/legs

Lexer generator with multiple output formats. Written in Python 3.7.

Primary LanguageHTMLOtherNOASSERTION

writeup v0
Dedicated to the public domain under CC0: https://creativecommons.org/publicdomain/zero/1.0/.


# Legs

Legs is a lexer generator. It takes as input a .legs file consisting of pattern definitions, and outputs code. Currently it only outputs Swift code, but I would like to extend it to support other languages. The long-term goal of this project is to support correct generation of Unicode-aware lexers for a variety of targets (outputs), including various programming languages but also their regular expression engines and text editor syntax definitions. No more nightmare TextMate language definitions!

Legs is distinguished by the following features:
* Parses UTF-8 data directly; it does not require a preceding conversion to the String datatype.
* The lexer operates as a stream/iterator, and cannot fail. Instead, it will emit tokens marked as invalid or incomplete when it encounters a lexing error and then resumes from the next starting character.
* The pattern definitions can specify multiple modes, and the resulting lexer will maintain a stack during operation to track modes. This means that in theoretical terms it is not a "deterministic finite automata", but rather a "pushdown automaton". The value of this is that we can parse one language embedded in another, e.g. string formatting syntax within string literals. The emitted result is still a flat stream of tokens though, so the lexer is a hybrid between a traditional lexer and a context free parser.
* The legs syntax for pattern definitions is similar to traditional regular expression syntax, but with several alterations to accommodate the task of writing modern lexers:
  * Spaces and comments are ignored (equivalent to the "extended" mode of Pythno regular expression syntax).
  * Traditional backslash-escaped character classes are largely replaced by named character classes, denoting the complete set of Unicode classes and several convenience classes as well, (e.g.

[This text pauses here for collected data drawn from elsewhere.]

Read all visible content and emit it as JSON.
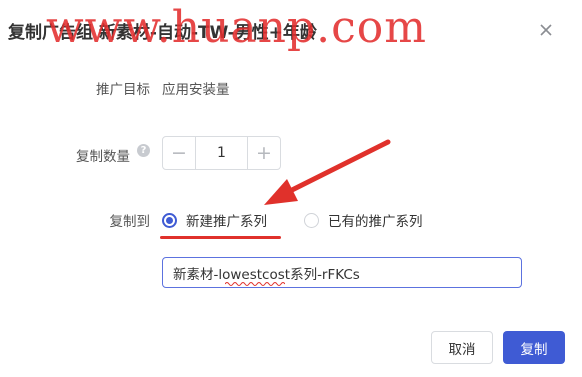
{
  "dialog": {
    "title": "复制广告组 新素材-自动-TW-男性+年龄",
    "watermark": "www.huanp.com"
  },
  "form": {
    "goal_label": "推广目标",
    "goal_value": "应用安装量",
    "quantity_label": "复制数量",
    "quantity_value": "1",
    "quantity_decrement": "−",
    "quantity_increment": "+",
    "help_icon_glyph": "?",
    "copy_to_label": "复制到",
    "options": [
      {
        "label": "新建推广系列",
        "selected": true
      },
      {
        "label": "已有的推广系列",
        "selected": false
      }
    ],
    "series_name_value": "新素材-lowestcost系列-rFKCs"
  },
  "footer": {
    "cancel_label": "取消",
    "confirm_label": "复制"
  },
  "colors": {
    "primary": "#3f5bd4",
    "annotation_red": "#e0312b"
  },
  "icons": [
    "close-icon",
    "help-icon",
    "minus-icon",
    "plus-icon",
    "arrow-annotation"
  ]
}
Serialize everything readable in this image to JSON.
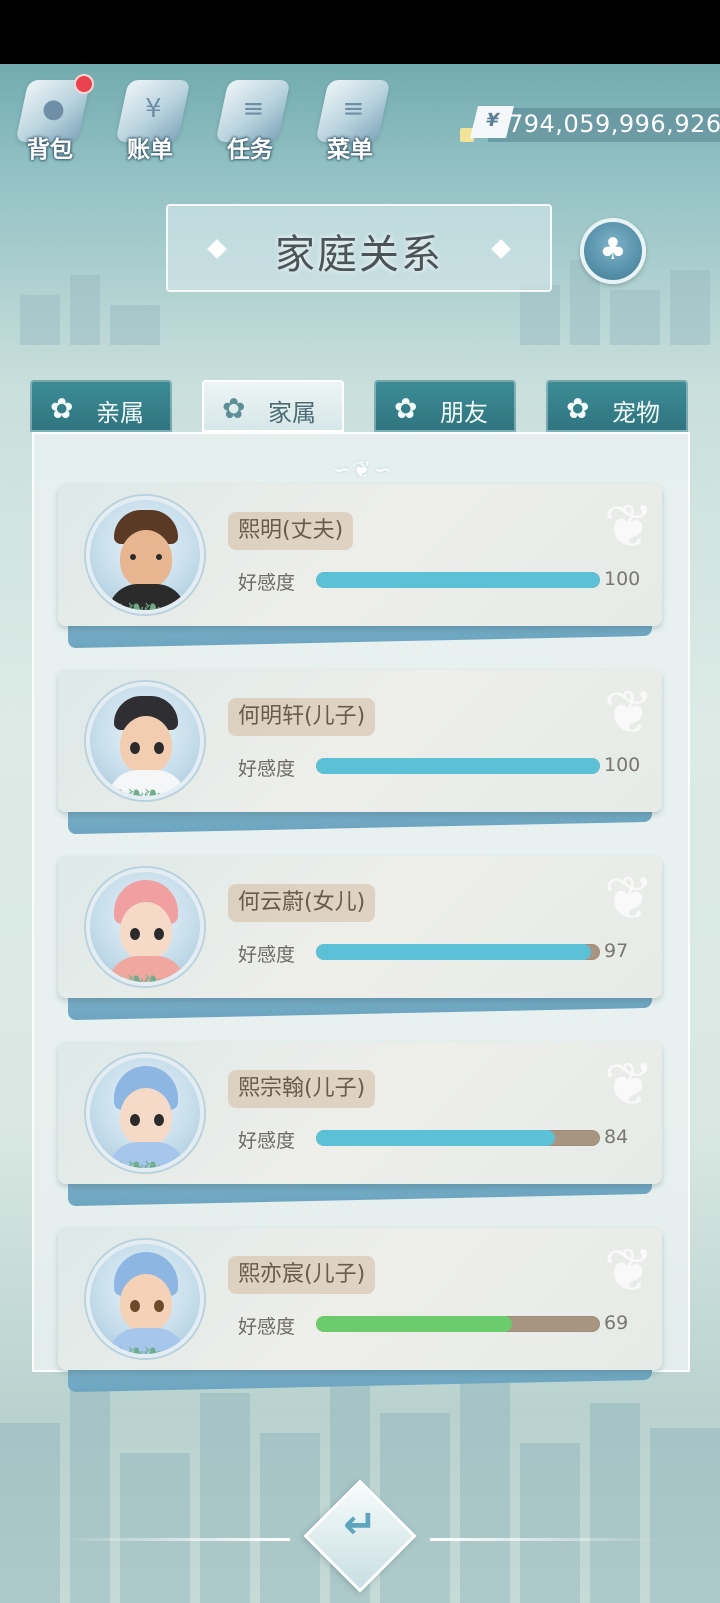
{
  "hud": {
    "items": [
      {
        "label": "背包",
        "icon": "bag-icon",
        "glyph": "●",
        "badge": true
      },
      {
        "label": "账单",
        "icon": "bill-icon",
        "glyph": "¥",
        "badge": false
      },
      {
        "label": "任务",
        "icon": "task-icon",
        "glyph": "≡",
        "badge": false
      },
      {
        "label": "菜单",
        "icon": "menu-icon",
        "glyph": "≡",
        "badge": false
      }
    ],
    "currency_symbol": "¥",
    "money": "794,059,996,926"
  },
  "title": "家庭关系",
  "tree_icon": "family-tree-icon",
  "tabs": [
    {
      "label": "亲属",
      "active": false
    },
    {
      "label": "家属",
      "active": true
    },
    {
      "label": "朋友",
      "active": false
    },
    {
      "label": "宠物",
      "active": false
    }
  ],
  "favor_label": "好感度",
  "members": [
    {
      "name": "熙明(丈夫)",
      "favor": 100,
      "favor_text": "100",
      "bar_color": "#5cc1d6",
      "avatar": "man-avatar"
    },
    {
      "name": "何明轩(儿子)",
      "favor": 100,
      "favor_text": "100",
      "bar_color": "#5cc1d6",
      "avatar": "boy-cap-avatar"
    },
    {
      "name": "何云蔚(女儿)",
      "favor": 97,
      "favor_text": "97",
      "bar_color": "#5cc1d6",
      "avatar": "baby-pink-avatar"
    },
    {
      "name": "熙宗翰(儿子)",
      "favor": 84,
      "favor_text": "84",
      "bar_color": "#5cc1d6",
      "avatar": "baby-blue-avatar"
    },
    {
      "name": "熙亦宸(儿子)",
      "favor": 69,
      "favor_text": "69",
      "bar_color": "#6ccb6d",
      "avatar": "baby-blue-avatar"
    }
  ],
  "back_icon": "back-arrow-icon"
}
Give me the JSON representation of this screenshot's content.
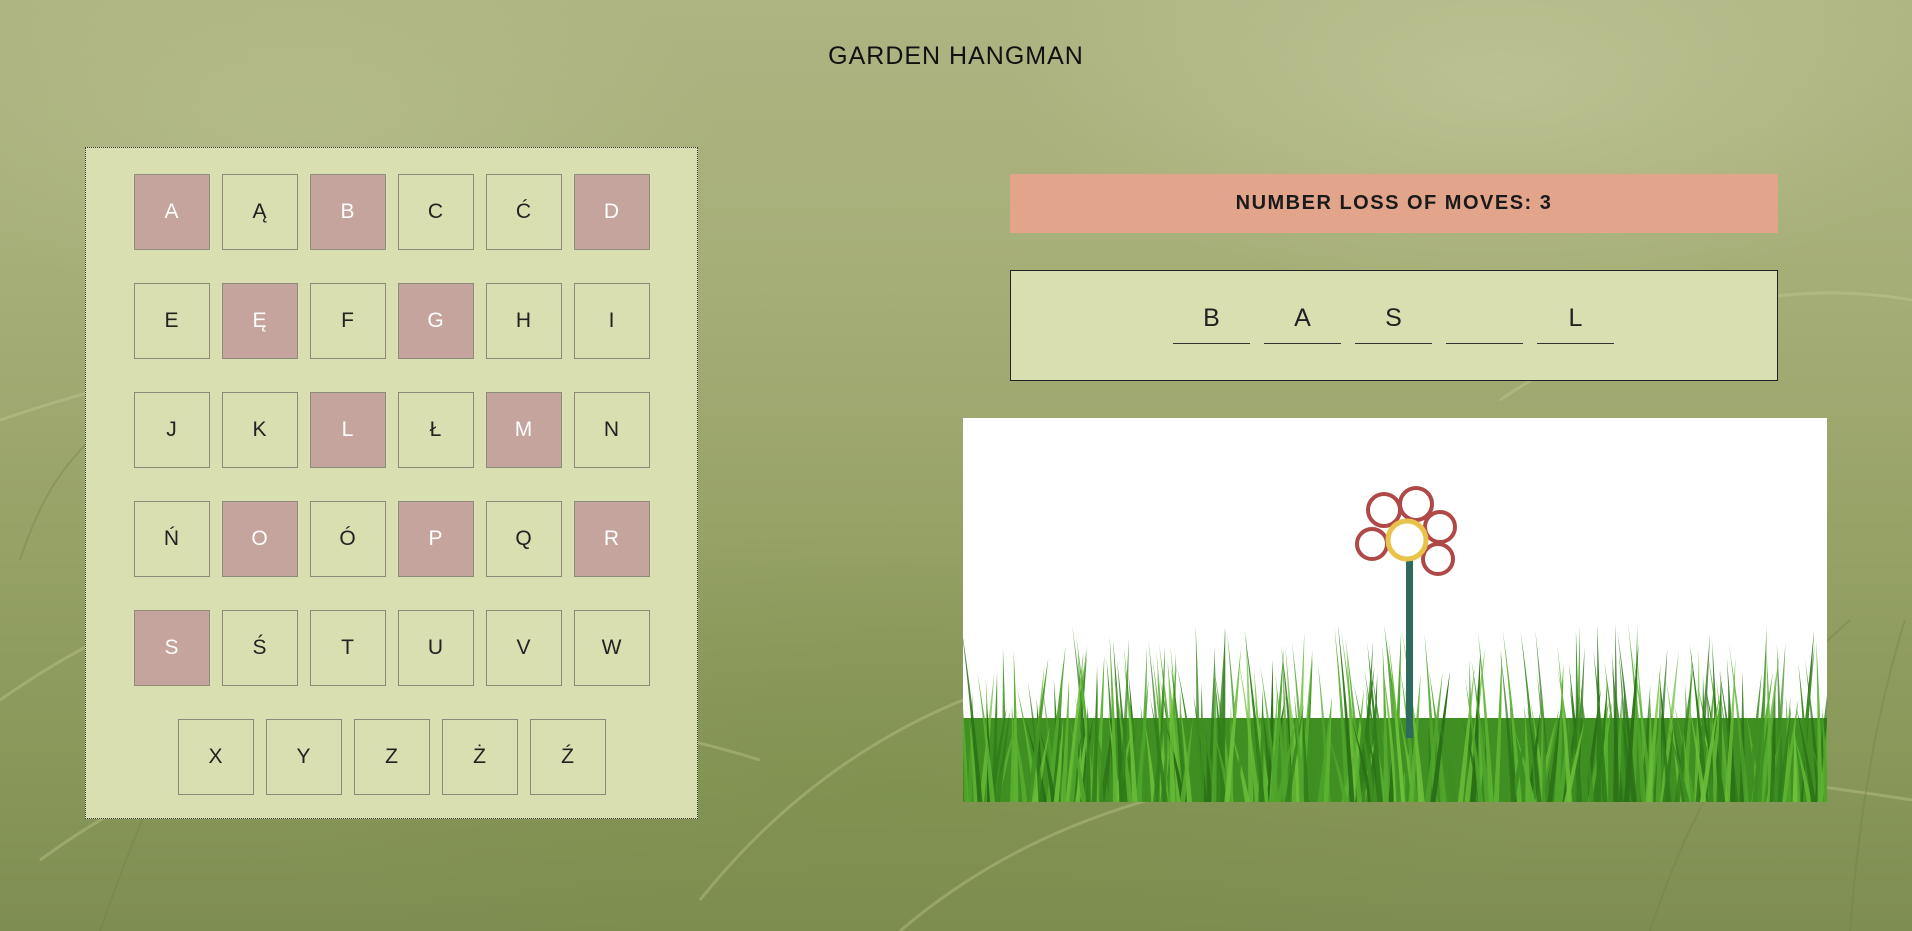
{
  "title": "GARDEN HANGMAN",
  "moves_label": "NUMBER LOSS OF MOVES: 3",
  "keyboard": {
    "rows": [
      [
        {
          "letter": "A",
          "used": true
        },
        {
          "letter": "Ą",
          "used": false
        },
        {
          "letter": "B",
          "used": true
        },
        {
          "letter": "C",
          "used": false
        },
        {
          "letter": "Ć",
          "used": false
        },
        {
          "letter": "D",
          "used": true
        }
      ],
      [
        {
          "letter": "E",
          "used": false
        },
        {
          "letter": "Ę",
          "used": true
        },
        {
          "letter": "F",
          "used": false
        },
        {
          "letter": "G",
          "used": true
        },
        {
          "letter": "H",
          "used": false
        },
        {
          "letter": "I",
          "used": false
        }
      ],
      [
        {
          "letter": "J",
          "used": false
        },
        {
          "letter": "K",
          "used": false
        },
        {
          "letter": "L",
          "used": true
        },
        {
          "letter": "Ł",
          "used": false
        },
        {
          "letter": "M",
          "used": true
        },
        {
          "letter": "N",
          "used": false
        }
      ],
      [
        {
          "letter": "Ń",
          "used": false
        },
        {
          "letter": "O",
          "used": true
        },
        {
          "letter": "Ó",
          "used": false
        },
        {
          "letter": "P",
          "used": true
        },
        {
          "letter": "Q",
          "used": false
        },
        {
          "letter": "R",
          "used": true
        }
      ],
      [
        {
          "letter": "S",
          "used": true
        },
        {
          "letter": "Ś",
          "used": false
        },
        {
          "letter": "T",
          "used": false
        },
        {
          "letter": "U",
          "used": false
        },
        {
          "letter": "V",
          "used": false
        },
        {
          "letter": "W",
          "used": false
        }
      ],
      [
        {
          "letter": "X",
          "used": false
        },
        {
          "letter": "Y",
          "used": false
        },
        {
          "letter": "Z",
          "used": false
        },
        {
          "letter": "Ż",
          "used": false
        },
        {
          "letter": "Ź",
          "used": false
        }
      ]
    ]
  },
  "word_slots": [
    "B",
    "A",
    "S",
    "",
    "L"
  ],
  "colors": {
    "panel": "#d9dfb0",
    "used_key": "#c4a49c",
    "moves_banner": "#e3a48c",
    "petal": "#b04848",
    "flower_center": "#e8c34a",
    "stem": "#2e6b5e",
    "grass": "#4a9a2a"
  },
  "flower": {
    "petals_shown": 6,
    "center_shown": true,
    "stem_shown": true
  }
}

ASCII subsets, hex characters, etc).
  * Simple character set operatons (union, intersection, difference, and symmetric difference).


# TODO

* Better documentation.
* More testing.
* Support UTF-16/UCS2 and UTF-32 representations as well.
* Backends:
  * Python regex
  * tmlanguage definitions
  * JavaScript regex
  * And many more...
* Performance analysis of generated Swift code.


# Incomplete Tokens


# Column Pathology

Column numbers are a common feature of compiler error messages, and text editors. However in the modern world of Unicode columns are surprisingly ill-defined. Swift defines the Character type as an "extended grapheme literal", which is meant to represent a single visual character and can be composed of arbitarily many code points. Many modern languages like Python 3 count unicode scalars (code points), while older ones like JavaScript and Objective-C count 16 bit BMP code points. Further confounding the situation is the fact that some characters are rendered as double-width, so regardless of language the notion of character offset diverges from graphical offset within an editor or an console error message.

I hope that Legs will eventually provide a robust notion of textual distance. It seems that we will need to define several measures of distance: UTF-8/byte distance, UTF-16 distance, character distance, and visual distance. The latter two differ because there are code points that Swift treats as distinct characters but represent zero visual distance (e.g. Zero-width space), and some characters are rendered at double-width. Perhaps the more intelligible metric would be "cursor distance", roughly meaning number of arrow key presses, but this is likely to be application/OS dependent.